Directive DPS2

Les banques obtiennent gain de cause face aux fintech

20 Novembre 2017 Par Jean-Michel Hennebert
Fintech
L'obligation pour les Fintech de passer par une API créée par les banques pour accéder aux données clients devrait entrer en vigueur au plus tôt à la mi-2019. (Photo: Licence C.C.)

À compter de la mi-2019, les jeunes pousses de la finance devront obligatoirement passer par des interfaces de programmation mises à disposition par les banques pour avoir accès aux données clients. Ce qui devrait avoir un impact sur le secteur.

Dans le conflit qui oppose depuis plusieurs mois les banques aux fintech, la Commission a finalement tranché définitivement en faveur de ces premières. Vendredi, l’exécutif européen a arrêté l’obligation d’utiliser un «accès par protocole informatique» (API) pour les jeunes pousses de la finance dûment mandatées, désireuses d’avoir accès aux données des comptes de paiement des clients. Et donc de bannir l’utilisation de la technique du «web scrapping» qui permet aux prestataires tiers d’accéder à ces données via l’utilisation des identifiants et des mots de passe des clients.

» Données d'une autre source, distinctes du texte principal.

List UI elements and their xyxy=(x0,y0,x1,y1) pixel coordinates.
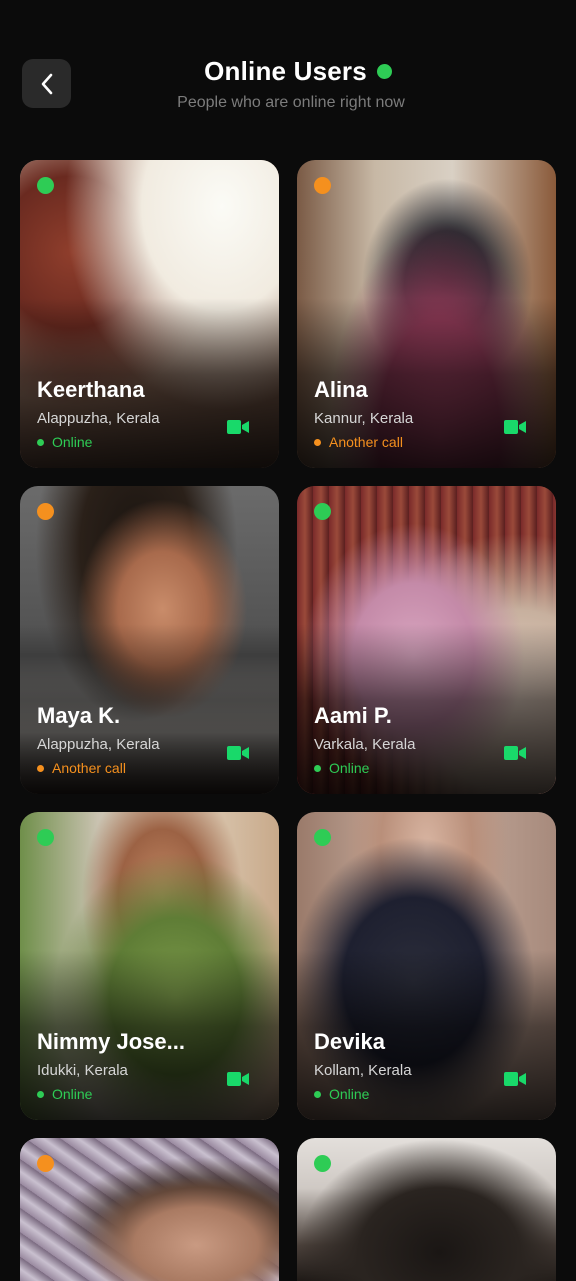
user-location: Varkala, Kerala xyxy=(314,736,416,753)
user-name: Aami P. xyxy=(314,703,392,728)
user-status: Another call xyxy=(314,434,496,450)
status-indicator xyxy=(314,1090,321,1098)
status-text: Another call xyxy=(52,760,126,776)
video-call-icon[interactable] xyxy=(227,1072,249,1086)
status-dot xyxy=(314,829,331,846)
user-location: Alappuzha, Kerala xyxy=(37,736,160,753)
page-subtitle: People who are online right now xyxy=(177,94,405,111)
status-indicator xyxy=(37,438,44,446)
user-photo xyxy=(20,1138,279,1281)
user-card[interactable]: Devika Kollam, Kerala Online xyxy=(297,812,556,1120)
user-info: Nimmy Jose... Idukki, Kerala Online xyxy=(37,1029,219,1102)
user-card[interactable]: Keerthana Alappuzha, Kerala Online xyxy=(20,160,279,468)
status-dot xyxy=(37,1155,54,1172)
video-call-icon[interactable] xyxy=(504,746,526,760)
user-status: Online xyxy=(314,760,496,776)
status-text: Online xyxy=(52,1086,93,1102)
user-card[interactable]: Nimmy Jose... Idukki, Kerala Online xyxy=(20,812,279,1120)
user-name: Nimmy Jose... xyxy=(37,1029,185,1054)
status-indicator xyxy=(314,764,321,772)
header: Online Users People who are online right… xyxy=(0,0,576,150)
status-text: Online xyxy=(329,760,370,776)
user-info: Alina Kannur, Kerala Another call xyxy=(314,377,496,450)
user-status: Another call xyxy=(37,760,219,776)
user-photo xyxy=(297,1138,556,1281)
user-info: Maya K. Alappuzha, Kerala Another call xyxy=(37,703,219,776)
page-title: Online Users xyxy=(204,56,367,86)
user-card[interactable]: Aami P. Varkala, Kerala Online xyxy=(297,486,556,794)
user-card[interactable]: Maya K. Alappuzha, Kerala Another call xyxy=(20,486,279,794)
user-name: Alina xyxy=(314,377,368,402)
status-dot xyxy=(314,177,331,194)
status-text: Online xyxy=(52,434,93,450)
user-card[interactable] xyxy=(20,1138,279,1281)
user-status: Online xyxy=(37,434,219,450)
video-call-icon[interactable] xyxy=(504,1072,526,1086)
user-name: Devika xyxy=(314,1029,385,1054)
status-dot xyxy=(37,829,54,846)
status-dot xyxy=(37,177,54,194)
video-call-icon[interactable] xyxy=(227,420,249,434)
status-indicator xyxy=(314,438,321,446)
user-info: Keerthana Alappuzha, Kerala Online xyxy=(37,377,219,450)
status-text: Another call xyxy=(329,434,403,450)
status-dot xyxy=(314,1155,331,1172)
user-status: Online xyxy=(314,1086,496,1102)
user-location: Alappuzha, Kerala xyxy=(37,410,160,427)
user-card[interactable]: Alina Kannur, Kerala Another call xyxy=(297,160,556,468)
user-grid: Keerthana Alappuzha, Kerala Online Alina… xyxy=(20,160,556,1281)
title-row: Online Users xyxy=(0,56,576,87)
user-name: Keerthana xyxy=(37,377,145,402)
status-text: Online xyxy=(329,1086,370,1102)
user-card[interactable] xyxy=(297,1138,556,1281)
user-location: Kannur, Kerala xyxy=(314,410,414,427)
user-location: Idukki, Kerala xyxy=(37,1062,128,1079)
user-status: Online xyxy=(37,1086,219,1102)
user-location: Kollam, Kerala xyxy=(314,1062,412,1079)
status-dot xyxy=(37,503,54,520)
video-call-icon[interactable] xyxy=(227,746,249,760)
user-info: Devika Kollam, Kerala Online xyxy=(314,1029,496,1102)
video-call-icon[interactable] xyxy=(504,420,526,434)
status-indicator xyxy=(37,764,44,772)
status-dot xyxy=(314,503,331,520)
user-name: Maya K. xyxy=(37,703,121,728)
user-info: Aami P. Varkala, Kerala Online xyxy=(314,703,496,776)
online-indicator xyxy=(376,64,392,79)
status-indicator xyxy=(37,1090,44,1098)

Cette décision, attendue dans le cadre de la mise en place de la directive révisée sur les services de paiement (DSP2), vise officiellement à faciliter, encadrer l’essor et sécuriser les nouveaux services proposés par les fintech, comme les agrégateurs de comptes. Un choix qui suit en grande partie les recommandations faites en juillet dernier par l’Autorité bancaire européenne (EBA) qui dénonçait notamment les risques de sécurité liée à la pratique du «web scrapping» alors que le cybercrime suit son essor. Même position pour l’ABBL, qui dénonçait alors «une solution non sécurisée» et qui représentait «une porte ouverte à bon nombre d’incertitudes».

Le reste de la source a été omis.